De laatste jaren is er echter sprake van een minder rooskleurige situatie. Intern bestaan er enige onduidelijkheden (te wijten aan de 'communicatie', volgens de directeur) en het klachtenpercentage groeit gestaag. Door een daling van de marktprijzen van kunststofgranulaat is tevens het voordeel van de 'interne leverancier' grotendeels tenietgedaan waardoor er sprake is van een dalend bedrijfsresultaat.

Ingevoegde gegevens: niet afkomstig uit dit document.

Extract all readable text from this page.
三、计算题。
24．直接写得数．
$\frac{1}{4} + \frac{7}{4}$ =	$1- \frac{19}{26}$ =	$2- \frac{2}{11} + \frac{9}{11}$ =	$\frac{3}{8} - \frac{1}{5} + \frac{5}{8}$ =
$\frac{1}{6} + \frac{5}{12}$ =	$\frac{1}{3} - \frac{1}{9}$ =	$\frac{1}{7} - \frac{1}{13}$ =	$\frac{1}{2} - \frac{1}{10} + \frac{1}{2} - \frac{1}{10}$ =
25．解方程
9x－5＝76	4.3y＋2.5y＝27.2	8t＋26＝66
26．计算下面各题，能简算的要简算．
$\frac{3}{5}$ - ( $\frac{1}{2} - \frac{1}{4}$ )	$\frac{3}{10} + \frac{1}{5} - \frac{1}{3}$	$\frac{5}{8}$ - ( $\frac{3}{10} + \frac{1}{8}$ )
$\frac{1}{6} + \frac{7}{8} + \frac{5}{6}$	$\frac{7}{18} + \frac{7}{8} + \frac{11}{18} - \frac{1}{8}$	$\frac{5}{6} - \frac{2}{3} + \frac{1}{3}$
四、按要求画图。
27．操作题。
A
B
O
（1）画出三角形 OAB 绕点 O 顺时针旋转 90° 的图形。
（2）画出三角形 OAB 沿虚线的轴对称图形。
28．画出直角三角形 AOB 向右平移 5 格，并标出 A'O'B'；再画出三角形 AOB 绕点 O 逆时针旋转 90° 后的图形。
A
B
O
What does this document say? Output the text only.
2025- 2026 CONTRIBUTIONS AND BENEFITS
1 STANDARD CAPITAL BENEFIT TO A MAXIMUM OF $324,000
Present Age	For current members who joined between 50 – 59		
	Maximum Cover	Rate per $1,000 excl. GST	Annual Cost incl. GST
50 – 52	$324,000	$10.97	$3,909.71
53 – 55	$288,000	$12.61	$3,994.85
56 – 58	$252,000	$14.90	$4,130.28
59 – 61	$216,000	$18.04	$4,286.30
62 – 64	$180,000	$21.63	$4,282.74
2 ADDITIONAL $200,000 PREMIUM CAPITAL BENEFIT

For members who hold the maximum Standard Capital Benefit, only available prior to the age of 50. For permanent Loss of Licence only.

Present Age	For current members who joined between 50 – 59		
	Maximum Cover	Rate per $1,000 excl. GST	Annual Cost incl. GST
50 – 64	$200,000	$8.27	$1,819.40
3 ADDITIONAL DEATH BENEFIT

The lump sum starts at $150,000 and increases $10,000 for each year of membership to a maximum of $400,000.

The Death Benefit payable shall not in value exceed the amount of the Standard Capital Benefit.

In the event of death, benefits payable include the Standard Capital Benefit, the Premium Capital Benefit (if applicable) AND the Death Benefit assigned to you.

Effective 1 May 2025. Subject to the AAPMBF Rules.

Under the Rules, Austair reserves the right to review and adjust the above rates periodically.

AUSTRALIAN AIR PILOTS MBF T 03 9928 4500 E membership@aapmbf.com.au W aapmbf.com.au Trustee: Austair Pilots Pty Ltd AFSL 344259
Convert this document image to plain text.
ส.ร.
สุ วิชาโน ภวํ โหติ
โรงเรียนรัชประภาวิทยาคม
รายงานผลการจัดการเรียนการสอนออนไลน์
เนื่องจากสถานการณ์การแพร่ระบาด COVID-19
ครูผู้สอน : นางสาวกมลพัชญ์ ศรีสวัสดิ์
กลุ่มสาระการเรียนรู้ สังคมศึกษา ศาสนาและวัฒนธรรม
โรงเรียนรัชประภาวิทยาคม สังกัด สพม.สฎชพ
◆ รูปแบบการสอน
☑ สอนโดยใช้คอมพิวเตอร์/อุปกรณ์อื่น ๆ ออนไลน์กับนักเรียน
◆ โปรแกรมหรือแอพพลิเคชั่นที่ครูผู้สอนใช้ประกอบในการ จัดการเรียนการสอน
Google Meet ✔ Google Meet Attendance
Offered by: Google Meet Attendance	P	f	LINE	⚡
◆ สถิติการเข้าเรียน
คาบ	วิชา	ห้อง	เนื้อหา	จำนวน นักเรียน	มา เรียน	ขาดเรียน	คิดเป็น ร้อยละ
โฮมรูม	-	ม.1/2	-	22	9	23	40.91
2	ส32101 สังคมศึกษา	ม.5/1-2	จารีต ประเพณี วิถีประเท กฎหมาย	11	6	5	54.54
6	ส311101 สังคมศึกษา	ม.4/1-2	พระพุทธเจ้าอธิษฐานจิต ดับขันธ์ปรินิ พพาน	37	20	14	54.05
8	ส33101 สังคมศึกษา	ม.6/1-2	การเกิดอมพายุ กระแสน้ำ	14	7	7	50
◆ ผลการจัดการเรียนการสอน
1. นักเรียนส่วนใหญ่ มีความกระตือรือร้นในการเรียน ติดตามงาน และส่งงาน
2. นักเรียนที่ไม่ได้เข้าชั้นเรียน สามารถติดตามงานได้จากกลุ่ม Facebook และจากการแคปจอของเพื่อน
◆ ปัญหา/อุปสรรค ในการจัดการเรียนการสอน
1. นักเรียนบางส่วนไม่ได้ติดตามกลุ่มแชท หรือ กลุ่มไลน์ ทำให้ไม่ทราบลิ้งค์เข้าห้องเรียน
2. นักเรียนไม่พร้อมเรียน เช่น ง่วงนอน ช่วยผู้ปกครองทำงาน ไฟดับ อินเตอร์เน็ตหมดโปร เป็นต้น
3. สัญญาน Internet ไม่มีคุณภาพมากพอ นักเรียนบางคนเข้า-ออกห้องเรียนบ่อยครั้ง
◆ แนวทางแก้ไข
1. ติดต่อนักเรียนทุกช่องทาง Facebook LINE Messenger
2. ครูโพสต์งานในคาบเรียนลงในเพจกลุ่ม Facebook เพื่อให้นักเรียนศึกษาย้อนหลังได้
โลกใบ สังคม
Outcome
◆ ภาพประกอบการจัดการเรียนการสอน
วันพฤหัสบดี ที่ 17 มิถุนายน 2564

Om hierin kentering te brengen is Pack-Up gestart met een verbeterproject; een 'Total Quality Management'-project. Doelstelling van dit project was enerzijds meer structuur in de organisatie te brengen door het opzetten van een (certificeerbaar) kwaliteitssysteem, anderzijds de huidige werkwijze eens grondig onder de loep te nemen en waar mogelijk aan te scherpen en effectiever en efficiënter in te richten.
Voor dit project werd een kwaliteitsmanager aangesteld. Resultaat van het project was vorig jaar het met trots door de directeur gepresenteerde ISO-certificaat.
Het kwaliteitssysteem wordt beheerd door de kwaliteitsmanager, die overigens op aandringen van de moederorganisatie inmiddels ook is gestart met het opzetten van een milieusysteem op basis van ISO 14001. Verder heeft hij toekomstplannen op het gebied van Arbo en veiligheid: door de branche-organisatie is een Arbo-convenant getekend wat inhoudt dat Pack-Up eigenlijk ook met Arbo aan de slag zou moeten.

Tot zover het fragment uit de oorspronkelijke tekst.